Then follows the extraordinary
inscription:
Here lyeth the Body
Of Richard Elambert,
Late of Holnust, who died
June 6, in the year 1805, in the
100 year of his age.
Neighbours make no stay,
Return unto the Lord,
Nor put it off from day to day,
For Death's a debt ye all must pay.
Ye knoweth not how soon,
It may be the next moment,
Night, morning or noon.
I set this as a caution
To my neighbours in rime,
God give grace that you
May all repent in time.
For what God has decreed,
We surely must obey,
For when please God to send
His death's dart into us so keen,
O then we must go hence
And be no more here seen.
ALSO
Handy lyeth here
Dianna Elambert,
Which was my only daughter dear,
Who died Jan. 10, 1776,
In the 18th year of her age.
Poor Diana deserved a less casual word!
Enough of that kind. The next to follow is the quite plain, sensible,
narrative inscription, with no pretension to fine diction, albeit in
rhyme. Oddly enough the most perfect example I have found is in the
churchyard at Kew, which seems too near to London:
Here lyith the bodies of Robert and Ann
Plaistow, late of Tyre, Edghill, in Warwickshire,
Dyed August 23, 1728.
At Tyre they were born and bred
And in the same good lives they led,
Until they come to married state,
Which was to them most fortunate.
Near sixty years of mortal life
They were a happy man and wife,
And being so by Nature tyed
When one fell sick the other dyed,
And both together laid in dust
To await the rising of the just.
They had six children born and bred,
And five before them being dead,
Their only then surviving son
Hath caused this stone for to be done.
After this little masterpiece I will quote no other in this class.
After copying some scores of inscriptions, we find that there has
always been a convention or fashion in such things, and that it has
been constantly but gradually changing during the last three centuries.
Very few of the seventeenth century, which are the best, are now
decipherable, out of doors at all events. In an old graveyard you will
perhaps find two or three among two or three hundred stones, yet you
believe that two to three hundred years ago the small space was as
thickly peopled with stones as now. The two or three or more that have
not perished are of the very hardest kind of stone, and the old letters
often show that they were cut with great difficulty. We also find that
apart from the convention of the age or time, there were local
conventions or fashions. In some parts of the South of England you find
numbers of enormous stones five feet high and nearly as broad. This
mode has long vanished. But you find a resemblance in the inscriptions
as well. Thus, wherever the Methodists obtained a firm hold on the
community, you find the spirit of ugliness appearing in the village
churchyard from the middle of the eighteenth century onwards, when the
old ornate and beautiful stones with figures of winged cherubs bearing
torches, scattering flowers or blowing trumpets, were the usual
decorations, giving place to the plain or ugly stone with its square
ugly lettering and the dull monotonous form of the inscription. "To the
memory of Mr. Buggins of this parish, who died on February 27th, 1801,
aged 67." And then, to save trouble and expense, a verse from a hymn,
or the simple statement that he is asleep in Jesus, or is awaiting the
resurrection.
I am inclined to blame Methodism for these horrors simply because it
is, as we know, the cult of ugliness, but there may have been another
cause for the change; it was perhaps to some extent a reaction against
the stilted, the pompous and silly epitaph which one finds most common
in the first half of the eighteenth century.

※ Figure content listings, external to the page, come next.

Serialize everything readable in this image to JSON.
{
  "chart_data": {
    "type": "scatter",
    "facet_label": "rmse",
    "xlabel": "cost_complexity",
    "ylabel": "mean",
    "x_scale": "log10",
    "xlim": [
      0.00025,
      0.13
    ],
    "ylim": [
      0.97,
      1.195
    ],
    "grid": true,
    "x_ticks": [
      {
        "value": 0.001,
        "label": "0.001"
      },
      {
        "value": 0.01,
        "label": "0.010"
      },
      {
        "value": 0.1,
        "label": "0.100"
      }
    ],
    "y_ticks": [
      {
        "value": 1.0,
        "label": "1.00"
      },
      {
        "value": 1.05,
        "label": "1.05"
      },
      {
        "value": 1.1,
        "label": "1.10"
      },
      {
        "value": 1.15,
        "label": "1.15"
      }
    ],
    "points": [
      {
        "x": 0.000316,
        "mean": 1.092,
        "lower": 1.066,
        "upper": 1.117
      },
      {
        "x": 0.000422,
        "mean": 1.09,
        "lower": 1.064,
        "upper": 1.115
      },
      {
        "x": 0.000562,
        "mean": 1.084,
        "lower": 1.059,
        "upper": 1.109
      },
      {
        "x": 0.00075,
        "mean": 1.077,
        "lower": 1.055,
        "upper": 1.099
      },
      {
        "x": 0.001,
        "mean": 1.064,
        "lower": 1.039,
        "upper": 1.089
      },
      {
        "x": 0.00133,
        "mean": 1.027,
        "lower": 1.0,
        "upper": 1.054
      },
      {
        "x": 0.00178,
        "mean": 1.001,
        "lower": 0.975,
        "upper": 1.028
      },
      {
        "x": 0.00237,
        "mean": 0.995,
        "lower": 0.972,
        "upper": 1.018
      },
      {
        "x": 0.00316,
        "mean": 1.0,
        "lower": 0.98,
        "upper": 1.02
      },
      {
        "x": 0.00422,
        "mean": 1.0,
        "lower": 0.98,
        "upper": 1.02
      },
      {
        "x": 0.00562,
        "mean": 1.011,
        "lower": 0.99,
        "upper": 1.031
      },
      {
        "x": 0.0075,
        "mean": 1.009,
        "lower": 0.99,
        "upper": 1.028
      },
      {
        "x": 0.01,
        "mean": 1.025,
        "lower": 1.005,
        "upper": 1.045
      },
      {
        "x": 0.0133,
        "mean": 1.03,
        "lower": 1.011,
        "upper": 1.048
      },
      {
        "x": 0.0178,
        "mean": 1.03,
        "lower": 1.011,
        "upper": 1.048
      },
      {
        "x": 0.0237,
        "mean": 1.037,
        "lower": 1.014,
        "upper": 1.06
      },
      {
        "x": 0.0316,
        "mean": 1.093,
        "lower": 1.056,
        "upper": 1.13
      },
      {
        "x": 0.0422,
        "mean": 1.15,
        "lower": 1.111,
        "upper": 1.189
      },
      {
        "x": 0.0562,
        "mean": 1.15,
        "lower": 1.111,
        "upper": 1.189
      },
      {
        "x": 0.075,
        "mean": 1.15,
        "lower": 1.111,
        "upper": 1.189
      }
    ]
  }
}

Here is a perfect specimen which I found at St. Just, in Cornwall, to a
Martin Williams, 1771:
Life's but a snare, a Labyrinth of Woe
Which wretched Man is doomed to struggle through.
To-day he's great, to-morrow he's undone,
And thus with Hope and Fear he blunders on,
Till some disease, or else perhaps old Age
Calls us poor Mortals trembling from the Stage.
An amusing variant of one of the commoner forms of that time appears at
Lelant, a Cornish village near St. Ives:
What now you are so once was me,
What now I am that you will be,
Therefore prepare to follow me.
No less remarkable in grammar as in the identical or perfect rhyme in
the first and third lines. The author or adapter could have escaped
this by making the two first the expression of the person buried
beneath, and the third the comment from the outsider, as follows:
Therefore prepare to follow she,
It was a woman, I must say.
This form of epitaph is quite common, and I need not give here more
examples from my notes, but the better convention coming down from the
preceding age goes on becoming more and more modified all through the
eighteenth, and even to the middle of the nineteenth century.
The following from St. Erth, a Cornish village, is a most suitable
inscription on the grave of an old woman who was a nurse in the same
family from 1750 to 1814:
Time rolls her ceaseless course; the race of yore
That danced our infancy on their knee
And told our wondering children Legends lore
Of strange adventures haped by Land and Sea,
How are they blotted from the things that be!